Let our expert travel guide show you why an Atlanta getaway should be the next trip on your list. | By Paul Oswell | June 14, 2022

Atlanta is one of the American South’s most cosmopolitan cities. It has a dynamic and fast-paced character that stands out in the region, backing up its claim as The Capital of the New South. A buzzing movie industry and a hosting stint for the 1996 Olympic Games have meant regular investment, resulting in an exciting, cultural powerhouse. Here’s how to make the most of your Atlanta getaway:

  • Bask in culture: From Coca-Cola to national history, there’s a museum for every interest

  • Witness history: The city encompasses important landmarks from the civil rights movement, including the Martin Luther King Jr. National Historic Park

  • Fuel up: Discover that famous Southern hospitality, along with an exploding New South culinary movement

Young woman standing in Piedmont Park Atlanta
Enjoy nature and gorgeous views of Atlanta from Piedmont Park.

Why visit Atlanta?

Atlanta still has all the elements that make the Deep South such an alluring place to explore. It’s a city that’s brimming with sincere hospitality and charm, and you can find enough delicious, deep-fried comfort food to last a lifetime.

Atlanta’s fascinating history has had huge influences on the present, and events that will help shape the future. It’s a center of transformation, from the days of the Civil War when General Sherman broke the Confederate defenses, to being the birthplace of Dr. Martin Luther King Jr. It has always been a politically exciting city, and its new role as a moviemaking hub brings an exciting, creative edge.
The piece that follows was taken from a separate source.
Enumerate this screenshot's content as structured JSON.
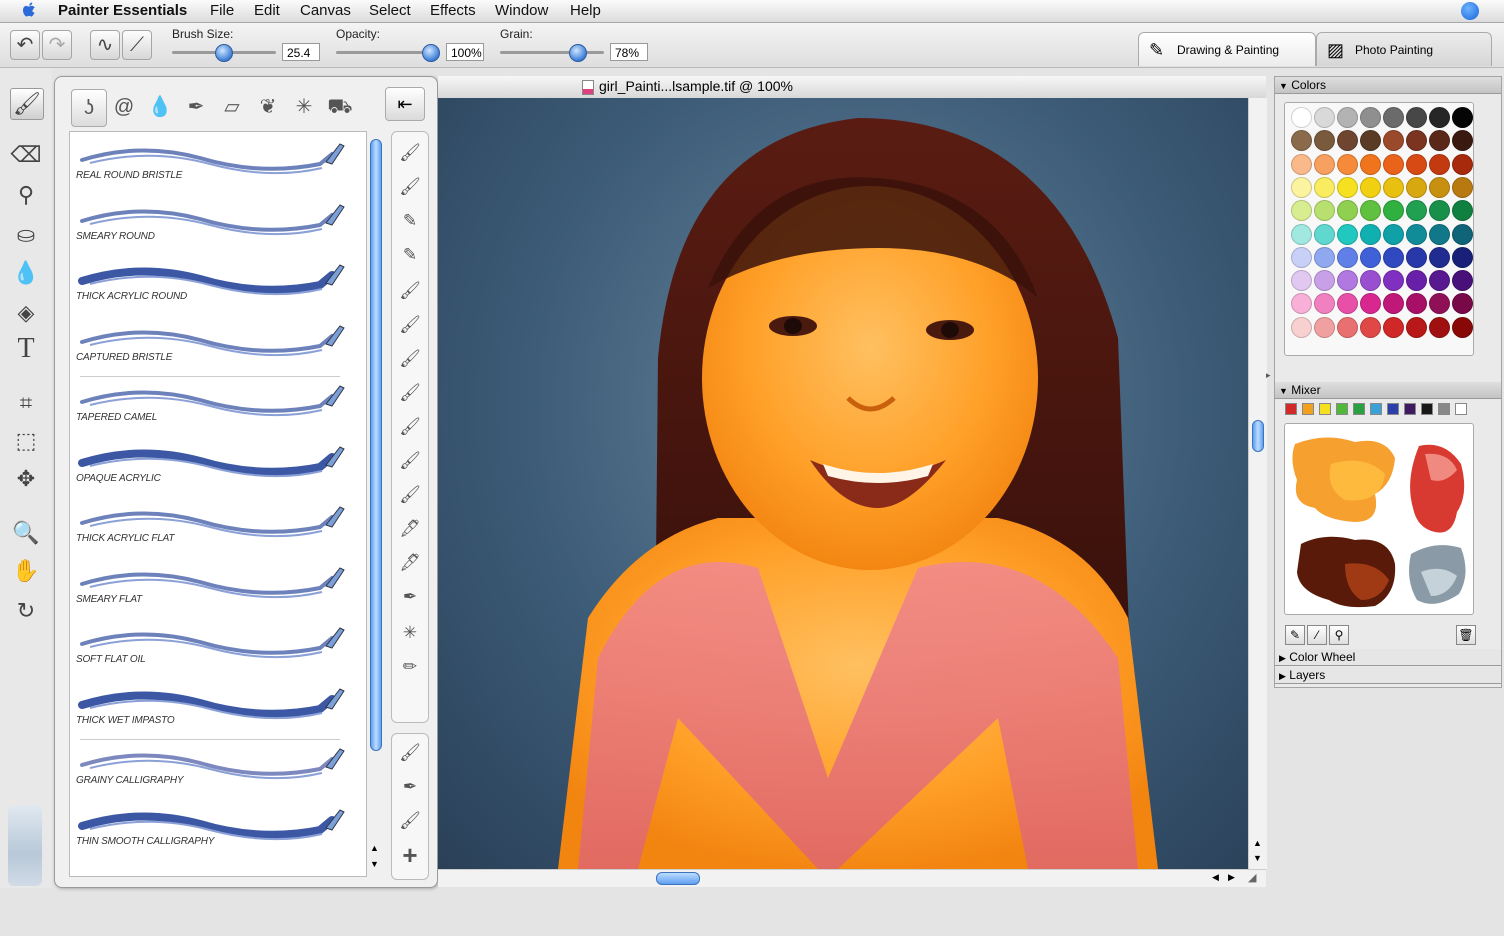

Nowhere is this new culture more apparent than in hip neighborhoods such as Little Five Points, with its colorful murals and craft beer bars. East Atlanta Village is also a trendy spot and typifies Atlanta’s indie spirit with its live music venues and LGBTQ+ scene. Civil War and civil rights history shaped the Old Fourth Ward (known locally as O4W).

In general, Atlanta is a vast sprawl of contemporary urban architecture. It might seem like it’s overwhelmed by concrete, but it is also home to developments such as the Atlanta BeltLine, a beautiful multi-use trail and green space, and one of the South's most exciting redevelopment projects. Centennial Olympic Park offers another sprawling greenspace, originally designed for the 1996 Olympics. Piedmont Park also has biking and walking trails, a tranquil lake and fabulous views of the downtown skyline.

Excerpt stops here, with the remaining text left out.